Book Review: Revenge by Yoko Ogawa


Yoko Ogawa is one of my favorite Japanese writers. Her novels are more often than not bleak, she describes worlds and lives where usually things tend to go wrong. And there’s a kind of sadness throughout her narratives; a sadness that somehow manages to make the reader smile. Reading a Yoko Ogawa story is like watching a House M.D. episode as Dr. James Wilson announces to a patient that he’s going to die and the latter thanks him for it.

Revenge (out on January 29, 2013) is the first short story collection by the author that comes out in English, even though I am not quite sure I can call it so. The eleven tales included in this volume are in one way or another connected with each other. The author plays with voices and the timeline, as she takes the reader from head to head, from situation to situation.

For some reason there are no happy endings in these stories, and maybe that’s exactly what makes them so special. We read about everyday lives, but highly unusual ones. We get to visit a garden where carrots that have the shape of hands grow, a museum of torture, a deserted zoo, a hospital, and a high-end hotel. As we follow the heroes from place to place, from sorrow to sorrow, the interest mounts, making us feel that desperate people are doomed to lead desperate lives.

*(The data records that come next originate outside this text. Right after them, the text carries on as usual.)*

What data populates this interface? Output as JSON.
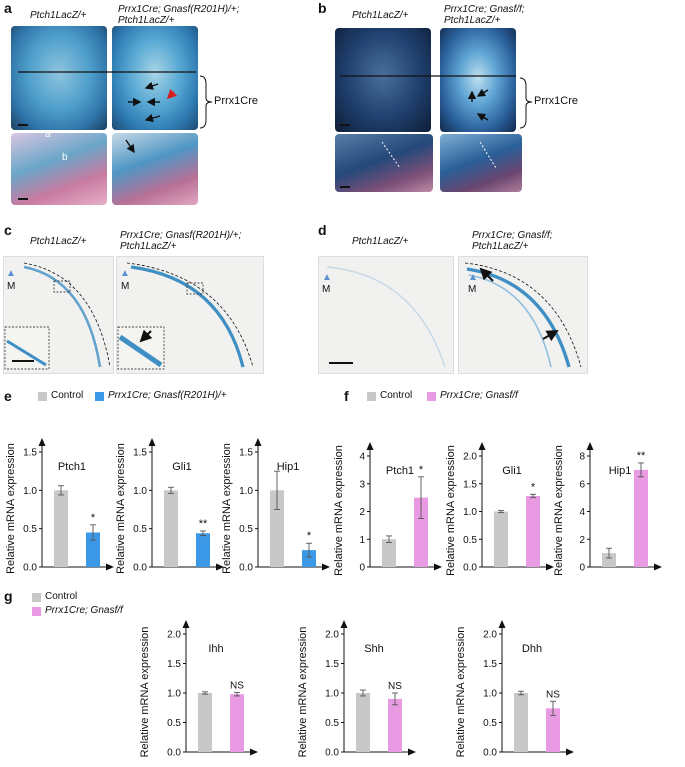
{
  "panels": {
    "a": {
      "label": "a",
      "control_genotype": "Ptch1LacZ/+",
      "mutant_genotype_line1": "Prrx1Cre; Gnasf(R201H)/+;",
      "mutant_genotype_line2": "Ptch1LacZ/+",
      "bracket_label": "Prrx1Cre",
      "annot_a": "a",
      "annot_b": "b"
    },
    "b": {
      "label": "b",
      "control_genotype": "Ptch1LacZ/+",
      "mutant_genotype_line1": "Prrx1Cre; Gnasf/f;",
      "mutant_genotype_line2": "Ptch1LacZ/+",
      "bracket_label": "Prrx1Cre"
    },
    "c": {
      "label": "c",
      "control_genotype": "Ptch1LacZ/+",
      "mutant_genotype_line1": "Prrx1Cre; Gnasf(R201H)/+;",
      "mutant_genotype_line2": "Ptch1LacZ/+",
      "marker": "M"
    },
    "d": {
      "label": "d",
      "control_genotype": "Ptch1LacZ/+",
      "mutant_genotype_line1": "Prrx1Cre; Gnasf/f;",
      "mutant_genotype_line2": "Ptch1LacZ/+",
      "marker": "M"
    },
    "e": {
      "label": "e",
      "legend_control": "Control",
      "legend_mutant": "Prrx1Cre; Gnasf(R201H)/+"
    },
    "f": {
      "label": "f",
      "legend_control": "Control",
      "legend_mutant": "Prrx1Cre; Gnasf/f"
    },
    "g": {
      "label": "g",
      "legend_control": "Control",
      "legend_mutant": "Prrx1Cre; Gnasf/f"
    }
  },
  "colors": {
    "control": "#c8c8c8",
    "mutant_e": "#3a98e6",
    "mutant_fg": "#e89be2",
    "lacz_blue": "#3f8fc4",
    "marker_blue": "#5b8fd0",
    "red_arrow": "#d62020"
  },
  "chart_data": [
    {
      "id": "e-ptch1",
      "type": "bar",
      "title": "Ptch1",
      "ylabel": "Relative mRNA expression",
      "ylim": [
        0,
        1.5
      ],
      "yticks": [
        "0.0",
        "0.5",
        "1.0",
        "1.5"
      ],
      "categories": [
        "Control",
        "Prrx1Cre; Gnasf(R201H)/+"
      ],
      "values": [
        1.0,
        0.45
      ],
      "errors": [
        0.06,
        0.1
      ],
      "significance": [
        "",
        "*"
      ]
    },
    {
      "id": "e-gli1",
      "type": "bar",
      "title": "Gli1",
      "ylabel": "Relative mRNA expression",
      "ylim": [
        0,
        1.5
      ],
      "yticks": [
        "0.0",
        "0.5",
        "1.0",
        "1.5"
      ],
      "categories": [
        "Control",
        "Prrx1Cre; Gnasf(R201H)/+"
      ],
      "values": [
        1.0,
        0.44
      ],
      "errors": [
        0.04,
        0.03
      ],
      "significance": [
        "",
        "**"
      ]
    },
    {
      "id": "e-hip1",
      "type": "bar",
      "title": "Hip1",
      "ylabel": "Relative mRNA expression",
      "ylim": [
        0,
        1.5
      ],
      "yticks": [
        "0.0",
        "0.5",
        "1.0",
        "1.5"
      ],
      "categories": [
        "Control",
        "Prrx1Cre; Gnasf(R201H)/+"
      ],
      "values": [
        1.0,
        0.22
      ],
      "errors": [
        0.25,
        0.09
      ],
      "significance": [
        "",
        "*"
      ]
    },
    {
      "id": "f-ptch1",
      "type": "bar",
      "title": "Ptch1",
      "ylabel": "Relative mRNA expression",
      "ylim": [
        0,
        4
      ],
      "yticks": [
        "0",
        "1",
        "2",
        "3",
        "4"
      ],
      "categories": [
        "Control",
        "Prrx1Cre; Gnasf/f"
      ],
      "values": [
        1.0,
        2.5
      ],
      "errors": [
        0.12,
        0.75
      ],
      "significance": [
        "",
        "*"
      ]
    },
    {
      "id": "f-gli1",
      "type": "bar",
      "title": "Gli1",
      "ylabel": "Relative mRNA expression",
      "ylim": [
        0,
        2.0
      ],
      "yticks": [
        "0.0",
        "0.5",
        "1.0",
        "1.5",
        "2.0"
      ],
      "categories": [
        "Control",
        "Prrx1Cre; Gnasf/f"
      ],
      "values": [
        1.0,
        1.28
      ],
      "errors": [
        0.02,
        0.03
      ],
      "significance": [
        "",
        "*"
      ]
    },
    {
      "id": "f-hip1",
      "type": "bar",
      "title": "Hip1",
      "ylabel": "Relative mRNA expression",
      "ylim": [
        0,
        8
      ],
      "yticks": [
        "0",
        "2",
        "4",
        "6",
        "8"
      ],
      "categories": [
        "Control",
        "Prrx1Cre; Gnasf/f"
      ],
      "values": [
        1.0,
        7.0
      ],
      "errors": [
        0.35,
        0.5
      ],
      "significance": [
        "",
        "**"
      ]
    },
    {
      "id": "g-ihh",
      "type": "bar",
      "title": "Ihh",
      "ylabel": "Relative mRNA expression",
      "ylim": [
        0,
        2.0
      ],
      "yticks": [
        "0.0",
        "0.5",
        "1.0",
        "1.5",
        "2.0"
      ],
      "categories": [
        "Control",
        "Prrx1Cre; Gnasf/f"
      ],
      "values": [
        1.0,
        0.98
      ],
      "errors": [
        0.02,
        0.03
      ],
      "significance": [
        "",
        "NS"
      ]
    },
    {
      "id": "g-shh",
      "type": "bar",
      "title": "Shh",
      "ylabel": "Relative mRNA expression",
      "ylim": [
        0,
        2.0
      ],
      "yticks": [
        "0.0",
        "0.5",
        "1.0",
        "1.5",
        "2.0"
      ],
      "categories": [
        "Control",
        "Prrx1Cre; Gnasf/f"
      ],
      "values": [
        1.0,
        0.9
      ],
      "errors": [
        0.05,
        0.1
      ],
      "significance": [
        "",
        "NS"
      ]
    },
    {
      "id": "g-dhh",
      "type": "bar",
      "title": "Dhh",
      "ylabel": "Relative mRNA expression",
      "ylim": [
        0,
        2.0
      ],
      "yticks": [
        "0.0",
        "0.5",
        "1.0",
        "1.5",
        "2.0"
      ],
      "categories": [
        "Control",
        "Prrx1Cre; Gnasf/f"
      ],
      "values": [
        1.0,
        0.74
      ],
      "errors": [
        0.03,
        0.12
      ],
      "significance": [
        "",
        "NS"
      ]
    }
  ]
}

“The room smells of death and disinfectant,” we read in Lab Coats, but the truth is that the whole book smells of death. There are no heroes here, only antiheroes. As they traverse from tale to tale, and narrate their own sad stories, death seems to follow their every step. Most of them are eccentric. One is an inventor of sorts that somehow becomes a museum curator; another is a painter, and one of the most important ones is an author. And somehow they all seem to have reached a dead end in their lives.

Maybe it’s the city, the hectic pace of life that makes them feel at a loss, but maybe not, as they do find the time to go places, sit still in a bakery and reminiscence, spend some time at a hotel, or even take care of a Bengal tiger.

The author has a unique way of placing people together at one place or another, at connecting the dots of their lives together, without even showing that she’s doing that. It’s as if she’s trying to say that we are all fragmented people, leading interconnected lives.

The prose is as beautiful as it could be, and having read some of Ogawa’s books both in Greek and English I can say that Stephen Snyder did a great job with the translation, since the stories at hand read like they were originally written in this language. This tome was a joy to read and I’m certain that I’ll return to it in the future.